Oceanagold has not received any formal order from the Philippine government about its Dipidio gold-copper mine and said mining and processing activities there continue.
Earlier today, Australia-listed Oceanagold halted the trading of its shares after Dipidio, on the Philippine island of Luzon, was named in media reports as being suspended by the country’s Department of Environment and Natural Resources (DENR) following the country’s mining audit.
The company is seeking clarification and further details and will consider all avenues – including working collaboratively with the DENR – to facilitate the immediate resolution of the matter to ensure no disruption to its operations, it said.
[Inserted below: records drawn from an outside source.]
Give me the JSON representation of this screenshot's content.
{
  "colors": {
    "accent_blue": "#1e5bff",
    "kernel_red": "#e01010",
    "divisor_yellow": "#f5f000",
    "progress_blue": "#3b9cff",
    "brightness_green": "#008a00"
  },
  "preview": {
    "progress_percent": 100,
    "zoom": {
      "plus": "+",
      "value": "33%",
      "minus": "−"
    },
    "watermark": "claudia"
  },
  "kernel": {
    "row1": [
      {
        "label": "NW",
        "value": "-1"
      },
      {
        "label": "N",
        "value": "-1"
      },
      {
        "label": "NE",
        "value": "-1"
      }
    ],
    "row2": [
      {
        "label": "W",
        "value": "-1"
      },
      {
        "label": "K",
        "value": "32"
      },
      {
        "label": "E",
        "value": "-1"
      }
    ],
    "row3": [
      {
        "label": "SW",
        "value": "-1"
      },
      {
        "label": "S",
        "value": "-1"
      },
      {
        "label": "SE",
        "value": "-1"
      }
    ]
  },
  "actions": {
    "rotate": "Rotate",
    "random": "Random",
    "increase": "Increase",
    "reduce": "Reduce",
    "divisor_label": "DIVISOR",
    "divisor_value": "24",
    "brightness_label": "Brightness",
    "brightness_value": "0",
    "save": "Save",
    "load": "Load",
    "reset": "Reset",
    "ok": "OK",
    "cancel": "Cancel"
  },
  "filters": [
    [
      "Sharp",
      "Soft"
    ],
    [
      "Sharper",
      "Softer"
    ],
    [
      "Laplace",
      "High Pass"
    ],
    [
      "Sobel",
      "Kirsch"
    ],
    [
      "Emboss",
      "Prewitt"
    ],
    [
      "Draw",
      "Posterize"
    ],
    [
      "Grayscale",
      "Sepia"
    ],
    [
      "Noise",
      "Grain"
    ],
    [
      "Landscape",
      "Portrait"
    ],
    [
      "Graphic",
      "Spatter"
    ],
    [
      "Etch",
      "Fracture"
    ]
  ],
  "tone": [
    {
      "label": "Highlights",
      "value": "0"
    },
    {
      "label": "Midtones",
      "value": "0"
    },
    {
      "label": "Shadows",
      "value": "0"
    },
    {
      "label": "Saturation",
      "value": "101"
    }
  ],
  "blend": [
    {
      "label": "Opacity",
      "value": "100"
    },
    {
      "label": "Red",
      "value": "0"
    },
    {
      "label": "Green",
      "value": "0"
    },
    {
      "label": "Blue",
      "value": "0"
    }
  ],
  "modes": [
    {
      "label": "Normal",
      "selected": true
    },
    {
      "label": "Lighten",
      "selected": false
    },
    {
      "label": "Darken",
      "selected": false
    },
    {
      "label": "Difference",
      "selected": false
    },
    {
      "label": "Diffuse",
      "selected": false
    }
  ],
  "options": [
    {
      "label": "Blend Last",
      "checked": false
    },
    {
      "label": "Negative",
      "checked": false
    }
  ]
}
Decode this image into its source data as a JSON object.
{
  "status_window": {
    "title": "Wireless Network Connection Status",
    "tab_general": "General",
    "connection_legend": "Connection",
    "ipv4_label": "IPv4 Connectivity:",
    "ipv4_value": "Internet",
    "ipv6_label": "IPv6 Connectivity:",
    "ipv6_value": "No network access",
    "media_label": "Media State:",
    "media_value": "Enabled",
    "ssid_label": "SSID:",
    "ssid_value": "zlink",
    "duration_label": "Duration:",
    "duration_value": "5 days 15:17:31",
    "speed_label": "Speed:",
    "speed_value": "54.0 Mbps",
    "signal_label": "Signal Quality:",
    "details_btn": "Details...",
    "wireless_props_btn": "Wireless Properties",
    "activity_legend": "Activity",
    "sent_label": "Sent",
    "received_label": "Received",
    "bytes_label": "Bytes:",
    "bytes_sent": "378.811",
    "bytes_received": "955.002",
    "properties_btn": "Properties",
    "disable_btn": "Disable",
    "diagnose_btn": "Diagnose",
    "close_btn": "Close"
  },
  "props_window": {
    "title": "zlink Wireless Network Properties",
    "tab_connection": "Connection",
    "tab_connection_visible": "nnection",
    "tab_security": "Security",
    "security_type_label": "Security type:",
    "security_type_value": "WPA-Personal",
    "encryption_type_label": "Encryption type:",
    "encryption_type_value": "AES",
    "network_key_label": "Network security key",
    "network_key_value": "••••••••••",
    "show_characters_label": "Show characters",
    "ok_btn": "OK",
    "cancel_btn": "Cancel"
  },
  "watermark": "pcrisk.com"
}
“We are disappointed with the statements made earlier today and will seek clarification and reconsideration from the DENR to further understand and rectify this matter in short order,” Mick Wilkes, president and CEO of Oceanagold, said, adding that the company has prided itself for being a responsible mining company with a long history of operating to the highest industry standards.
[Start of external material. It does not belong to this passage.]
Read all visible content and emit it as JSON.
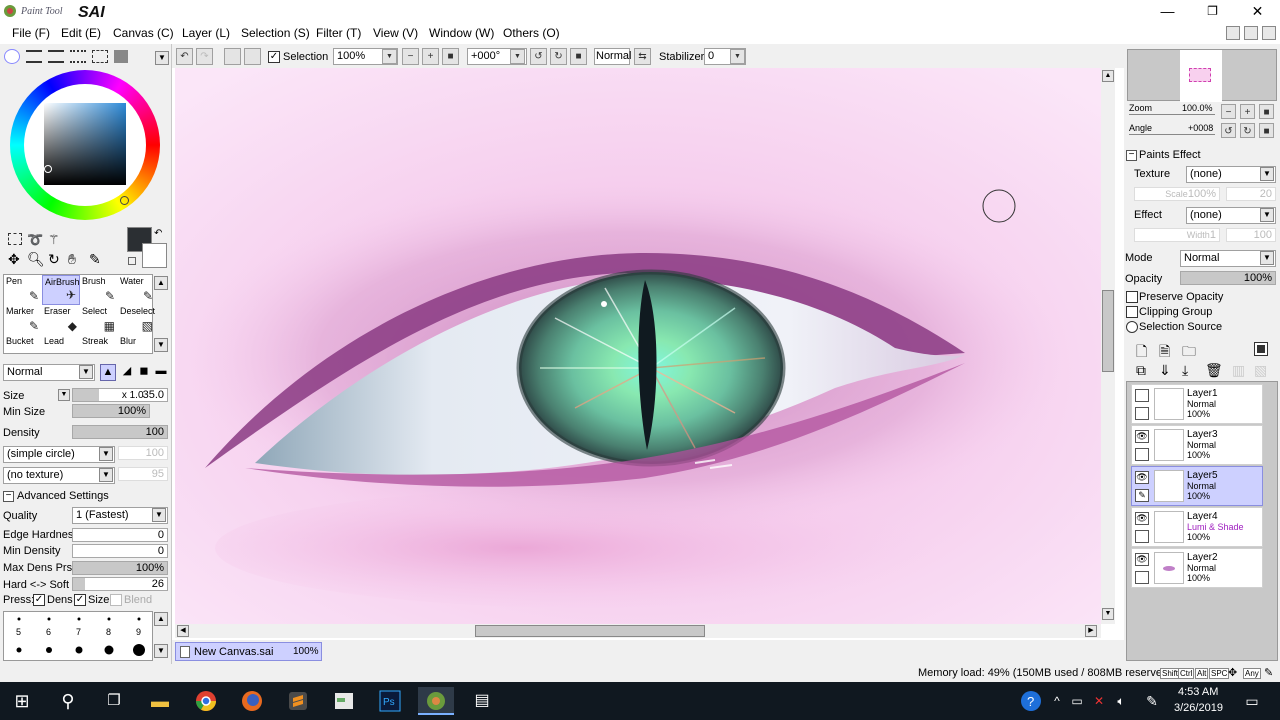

The Philippines has ordered another 20 more mines to be suspended after it released its mining audit results on Tuesday. Only 10 mines – out of 40 in the Philippines – passed the country’s environmental audit. Should the 20 be eventually halted, it will bring total closures to 30, Reuters reported.
The Dipidio mine has capacity of 100,000 ounces per year of gold and 14,000 tonnes per year of copper.
The Philippines’ gold production rose 12 percent to 20.6 tonnes of gold last year, according to data from the Mines & Geosciences Bureau. The country also produced 83,835 tonnes of copper in concentrate, down nine percent on the previous year.